Weiterhin ist die KDSA Nord nicht als Körperschaft des öffentlichen Rechts errichtet. Dieses Mal erfährt man gleich gar nichts über den Fortschritt dieses Langzeitprojekts. Auf Anfrage sagte Bloms aber, dass es keine Neuigkeiten gebe, die Errichtung einer Körperschaft aber weiterhin vorgesehen ist.
Sonstiges
- 2024 wurde das erste Zertifizierungsverfahren nach Art. 42 DSGVO in Deutschland akkreditiert. Das könne auch im Bereich des KDG als Faktor für hinreichende Garantien hervorgezogen werden. Es müsse aber stets darauf geachtet werden, dass eventuelles Sondergut des KDG bei den zertifizierten Verfahren beachtet wird, ansonsten brauche es ergänzend die Einhaltung der nicht abgedeckten Regelungen aus dem katholischen Datenschutzrecht.
- Das EuGH-Urteil zu Bestellungen bei einer Onlineapotheke (Urteil vom 4. Oktober 2024 – C-21/23) hat besondere Kategorien personenbezogener Daten besonders weit ausgelegt. Das könne auch im Bereich des KDG herangezogen werden, mit allen damit verbundenen Problemen: »Allein der Kontext, in dem (isoliert betrachtet) wenig sensible Daten wie Name und Anschrift verarbeitet werden, kann dazu führen, dass die Datenschutzklasse III anzunehmen ist.«
- Ein konstantes Ärgernis scheinen Datenschutzinformationen aus der Retorte zu sein. Oft würde mit Textbausteinen über Verarbeitungen informiert, die es gar nicht gebe.
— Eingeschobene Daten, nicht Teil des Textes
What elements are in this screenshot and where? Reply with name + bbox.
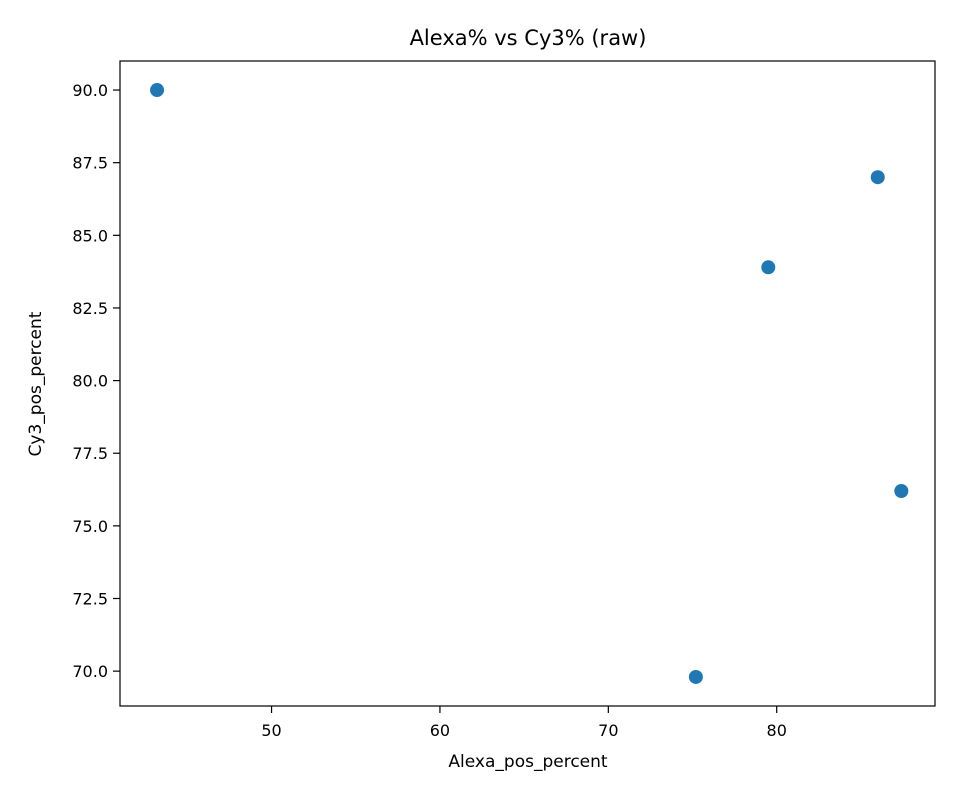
x-tick-label: 60 bbox=[430, 721, 450, 740]
scatter-point bbox=[894, 484, 909, 498]
plot-frame bbox=[119, 60, 936, 707]
x-tick-label: 50 bbox=[261, 721, 281, 740]
y-tick-label: 90.0 bbox=[72, 81, 108, 100]
scatter-point bbox=[150, 83, 165, 98]
x-tick-label: 80 bbox=[767, 721, 787, 740]
y-tick-label: 75.0 bbox=[72, 517, 108, 536]
x-axis-label: Alexa_pos_percent bbox=[448, 752, 607, 772]
y-tick-label: 70.0 bbox=[72, 662, 108, 681]
y-axis-ticks: 70.0 72.5 75.0 77.5 80.0 82.5 85.0 87.5 90.0 bbox=[72, 81, 120, 681]
y-tick-label: 82.5 bbox=[72, 299, 108, 318]
y-tick-label: 77.5 bbox=[72, 444, 108, 463]
y-tick-label: 85.0 bbox=[72, 226, 108, 245]
y-tick-label: 72.5 bbox=[72, 590, 108, 609]
scatter-point bbox=[870, 170, 885, 185]
x-tick-label: 70 bbox=[598, 721, 618, 740]
y-axis-label: Cy3_pos_percent bbox=[26, 311, 46, 456]
y-tick-label: 87.5 bbox=[72, 154, 108, 173]
data-points bbox=[150, 83, 909, 684]
x-axis-ticks: 50 60 70 80 bbox=[261, 706, 787, 740]
scatter-point bbox=[761, 260, 776, 275]
y-tick-label: 80.0 bbox=[72, 372, 108, 391]
scatter-point bbox=[688, 669, 703, 684]
chart-title: Alexa% vs Cy3% (raw) bbox=[410, 26, 647, 50]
Die Aufsicht mahnt daher neben Zielgruppenfokussierung und Übersichtlichkeit ein Beschränkung auf die tatsächlich stattfindenden Datenverarbeitungen an. »Zusammengefasst: Die Datenschutzinformation muss so gestaltet sein, dass die Inhalte zutreffen und die betroffene Person diese verstehen kann.«
Fazit
Mit 38 Seiten ist der Nord-Bericht auf der kompakteren Seite im Vergleich zu den Berichten der anderen kirchlichen Aufsichten, aber das stellt keinen Makel dar. Die Praxishinweise sind hilfreich, die Themenauswahl relevant. Schön ist, dass das Diözesanrecht der beaufsichtigten Bistümer im Blick ist und Entscheidungen der kirchlichen Datenschutzgerichtsbarkeit kritisch gewürdigt werden.
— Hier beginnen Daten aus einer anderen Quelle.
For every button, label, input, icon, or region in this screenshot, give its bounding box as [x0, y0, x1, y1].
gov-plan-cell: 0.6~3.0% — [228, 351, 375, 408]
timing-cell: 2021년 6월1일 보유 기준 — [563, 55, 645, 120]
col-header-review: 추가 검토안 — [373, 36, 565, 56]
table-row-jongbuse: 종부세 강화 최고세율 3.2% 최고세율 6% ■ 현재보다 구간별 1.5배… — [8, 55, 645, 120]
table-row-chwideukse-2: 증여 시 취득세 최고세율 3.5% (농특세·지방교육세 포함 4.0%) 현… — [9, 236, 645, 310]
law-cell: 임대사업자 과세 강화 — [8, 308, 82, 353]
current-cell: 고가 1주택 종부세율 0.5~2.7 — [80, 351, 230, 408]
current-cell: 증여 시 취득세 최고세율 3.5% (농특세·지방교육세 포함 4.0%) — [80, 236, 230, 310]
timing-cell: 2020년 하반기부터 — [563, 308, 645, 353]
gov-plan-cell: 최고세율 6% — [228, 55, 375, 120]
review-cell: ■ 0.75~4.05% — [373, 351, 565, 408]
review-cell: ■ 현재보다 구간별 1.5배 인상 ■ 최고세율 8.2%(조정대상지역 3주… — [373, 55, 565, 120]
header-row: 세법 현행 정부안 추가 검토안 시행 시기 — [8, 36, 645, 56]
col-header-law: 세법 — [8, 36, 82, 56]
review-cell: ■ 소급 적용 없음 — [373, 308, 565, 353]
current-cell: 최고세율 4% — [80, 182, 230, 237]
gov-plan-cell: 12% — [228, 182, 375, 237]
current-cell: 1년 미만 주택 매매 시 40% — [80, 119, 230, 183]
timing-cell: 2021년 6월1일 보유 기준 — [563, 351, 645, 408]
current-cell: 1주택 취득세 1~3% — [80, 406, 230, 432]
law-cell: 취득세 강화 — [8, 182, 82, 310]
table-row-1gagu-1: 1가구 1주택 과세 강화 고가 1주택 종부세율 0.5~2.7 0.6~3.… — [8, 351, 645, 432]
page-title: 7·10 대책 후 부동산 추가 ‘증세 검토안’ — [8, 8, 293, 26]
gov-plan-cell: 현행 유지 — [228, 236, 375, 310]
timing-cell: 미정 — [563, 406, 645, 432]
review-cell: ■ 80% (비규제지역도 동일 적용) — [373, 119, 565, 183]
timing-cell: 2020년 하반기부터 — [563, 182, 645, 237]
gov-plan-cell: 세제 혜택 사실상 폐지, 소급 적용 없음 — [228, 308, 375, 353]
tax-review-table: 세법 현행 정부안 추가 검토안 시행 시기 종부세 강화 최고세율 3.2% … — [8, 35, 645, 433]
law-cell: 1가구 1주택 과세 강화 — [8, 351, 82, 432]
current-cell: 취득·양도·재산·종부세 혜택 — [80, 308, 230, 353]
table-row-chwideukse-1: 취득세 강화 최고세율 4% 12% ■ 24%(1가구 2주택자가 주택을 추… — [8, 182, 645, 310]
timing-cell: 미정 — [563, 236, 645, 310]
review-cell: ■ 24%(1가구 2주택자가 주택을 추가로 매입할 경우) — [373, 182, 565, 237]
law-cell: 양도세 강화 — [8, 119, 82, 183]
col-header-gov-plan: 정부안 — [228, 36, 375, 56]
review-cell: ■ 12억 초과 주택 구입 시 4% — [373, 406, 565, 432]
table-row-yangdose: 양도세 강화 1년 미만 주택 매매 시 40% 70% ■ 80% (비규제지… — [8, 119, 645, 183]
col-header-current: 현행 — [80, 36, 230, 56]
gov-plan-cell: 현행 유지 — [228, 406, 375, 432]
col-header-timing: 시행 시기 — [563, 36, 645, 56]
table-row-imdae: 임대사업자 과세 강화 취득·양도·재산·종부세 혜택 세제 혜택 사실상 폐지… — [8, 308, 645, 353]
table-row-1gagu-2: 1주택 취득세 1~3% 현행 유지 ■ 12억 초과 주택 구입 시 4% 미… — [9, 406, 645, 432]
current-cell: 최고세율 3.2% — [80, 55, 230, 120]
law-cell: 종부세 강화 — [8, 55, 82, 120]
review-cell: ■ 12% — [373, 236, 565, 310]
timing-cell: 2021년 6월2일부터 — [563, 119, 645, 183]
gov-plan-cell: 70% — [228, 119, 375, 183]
Bisher besprochene Tätigkeitsberichte der KDSA Nord
- Tätigkeitsbericht 2019 des Diözesandatenschutzbeauftragten Nordwest erschienen
- Keine Gelegenheit für Bußgelder – Tätigkeitsbericht 2020 der KDSA Nord
- Kita geprüft, Caritas kommt: Tätigkeitsbericht 2021 der KDSA Nord
- Auf zum letzten Bericht – Tätigkeitsbericht 2022 der KDSA Nord
- Harmonisiertes Bußkonzept – Tätigkeitsbericht der KDSA Nord 2023
- KI ist da – Tätigkeitsbericht der KDSA Nord 2023

Hallo Herr Neumann,
danke für Ihre wertvollen Beiträge!
Bei dem Urteil des IDSG 11/2023 vom 5. April 2024 fällt mir eine „interessante“ Interpretation des § 1629 BGB auf, in dem der Teil „Die Eltern vertreten das Kind gemeinschaftlich“ unterschlagen wird.
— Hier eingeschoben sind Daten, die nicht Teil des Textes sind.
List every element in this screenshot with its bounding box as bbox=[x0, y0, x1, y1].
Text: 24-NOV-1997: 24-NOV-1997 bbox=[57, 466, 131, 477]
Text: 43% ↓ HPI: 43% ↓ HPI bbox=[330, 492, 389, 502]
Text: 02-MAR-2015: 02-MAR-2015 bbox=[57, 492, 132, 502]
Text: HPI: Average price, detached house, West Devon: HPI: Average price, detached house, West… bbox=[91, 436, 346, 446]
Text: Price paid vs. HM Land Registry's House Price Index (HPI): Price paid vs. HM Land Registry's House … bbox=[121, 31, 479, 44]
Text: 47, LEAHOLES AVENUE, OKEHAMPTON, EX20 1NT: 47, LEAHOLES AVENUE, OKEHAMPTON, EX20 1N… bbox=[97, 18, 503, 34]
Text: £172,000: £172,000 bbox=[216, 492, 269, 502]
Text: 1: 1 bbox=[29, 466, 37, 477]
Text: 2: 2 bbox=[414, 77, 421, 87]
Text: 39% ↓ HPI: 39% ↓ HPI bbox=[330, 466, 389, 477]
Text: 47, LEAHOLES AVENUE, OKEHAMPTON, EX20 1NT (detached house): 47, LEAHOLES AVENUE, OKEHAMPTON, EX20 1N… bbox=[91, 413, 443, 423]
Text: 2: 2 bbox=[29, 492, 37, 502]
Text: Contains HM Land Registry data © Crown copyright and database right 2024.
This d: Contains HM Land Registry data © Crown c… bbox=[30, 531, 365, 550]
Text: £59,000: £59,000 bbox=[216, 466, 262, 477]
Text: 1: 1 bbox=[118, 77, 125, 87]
Wie das Gericht darauf kommt, dass der höchstpersönliche Auskunftsanspruch des Kindes bei gemeinsamem Sorgerecht und Anhaltspunkten für Meinungsverschiedenheiten im Sinne des § 1628 BGB , durch ein Elternteil alleine ausgeübt werden kann, ist mir schleierhaft (insbesondere da kein Fall des § 1687 Abs. 1 BGB vorliegt).
Grundsätzlich gilt, dass die Eltern nur zusammen das Kind vertreten können.
Wie sehen Sie das?
Viele Grüße
Das klingt sehr plausibel, was Sie schreiben. Ist mir gar nicht aufgefallen, danke für den Hinweis!